A l’occasion de la parution de la biographie de la princesse Dora de Saxe-Cobourg-Gotha, fille du prince Philip de Saxe-Cobourg-Gotha et de la princesse Louise de Belgique, petite-fille du roi Léopold II par l’historien Olivier Defrance, « Noblesse et Royautés » a souhaité s’entretenir avec l’auteur. (Merci à Christophe pour son entremise – Copyright photo : Olivier Defrance)

« La fortune de Dora. Une petite-fille de Léopold II chez les nazis », Olivier Defrance & Joseph Van Loon, Editions Racine, 2013, 284 p.

Vous avez déjà écrit de précédents ouvrages sur le roi Léopold I et le clan Cobourg, sur la princesse Clémentine d’Orléans devenue princesse de Saxe-Cobourg par mariage et la princesse Louise de Belgique, mariée au prince Philipp de Saxe-Cobourg.

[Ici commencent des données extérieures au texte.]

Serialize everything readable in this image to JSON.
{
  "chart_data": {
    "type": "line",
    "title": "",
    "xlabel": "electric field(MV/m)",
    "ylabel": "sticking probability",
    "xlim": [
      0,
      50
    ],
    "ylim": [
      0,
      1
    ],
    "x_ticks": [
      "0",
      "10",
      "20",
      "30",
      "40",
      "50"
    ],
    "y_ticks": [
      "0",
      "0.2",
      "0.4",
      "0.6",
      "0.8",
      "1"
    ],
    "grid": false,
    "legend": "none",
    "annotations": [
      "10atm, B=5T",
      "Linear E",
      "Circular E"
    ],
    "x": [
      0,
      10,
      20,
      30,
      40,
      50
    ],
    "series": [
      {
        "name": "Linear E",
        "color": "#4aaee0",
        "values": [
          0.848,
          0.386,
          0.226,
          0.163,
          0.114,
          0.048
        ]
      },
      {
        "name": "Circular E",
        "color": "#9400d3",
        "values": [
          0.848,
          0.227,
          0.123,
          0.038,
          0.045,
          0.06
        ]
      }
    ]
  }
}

Y a-t-il une raison particulière qui explique votre intérêt plus marqué pour les Saxe-Cobourg à cette période-là de l’Histoire ? 

Olivier Defrance : La raison de cet intérêt porté aux Cobourg – et donc des sujets de mes livres – est assez simple : en préparant un livre, on découvre des informations qui sont « annexes » mais qui donnent envie d’en savoir plus et qui annoncent, en quelque sorte, le sujet du livre à venir. Le point de départ de mes recherches est mon mémoire de fins d’études sur la politique matrimoniale de Léopold Ier, défendu à l’ULB (NDLR : Université libre de Bruxelles)

Comment est né le projet de cette nouvelle biographie consacrée à la princesse Dora de Saxe-Cobourg, fille du prince Philipp de Saxe-Cobourg-Gotha et de la princesse Louise de Belgique ? Etait-ce dans le prolongement de vos précédentes biographies qui ont traité de sa mère ou encore de sa grand-mère paternelle ?

Olivier Defrance : Mon ami et co-auteur, Joseph van Loon, et moi-même avions amassé au fil des ans une masse de documents et d’informations à son sujet. Mais le projet de livre a mis pas mal de temps à mûrir. Certaines sources étaient parfois difficilement exploitables. Le livre est d’ailleurs assez différent des précédents, je pense. Plus qu’une héroïne, Dora est en quelque sorte le « fil rouge » dans le récit.

Est-ce un sujet pour lequel vous avez eu plus de difficultés de recherches que pour vos biographies précédentes, tenant compte du fait que la princesse Dora est moins connue du grand public ?

Olivier Defrance : Le problème pour rédiger une biographie ne porte pas sur le fait que le sujet soit connu ou non, mais bien sur les sources disponibles. Des personnages connus en laissent parfois peu ou pas, des moins connus peuvent avoir conservé tous leurs papiers qui sont entre les mains de la famille, par exemple. Ici, la complexité est apparue très tôt : tous les papiers personnels de la princesse ont disparu à la fin de la Seconde Guerre mondiale. Il a fallu parfois entreprendre un véritable travail de détective, en Belgique, en Allemagne, en Espagne ou encore en Autriche. Mais nous avons eu la chance de bénéficier de l’aide de personnes qui nous ont apporté leurs témoignages, souvent très instructifs.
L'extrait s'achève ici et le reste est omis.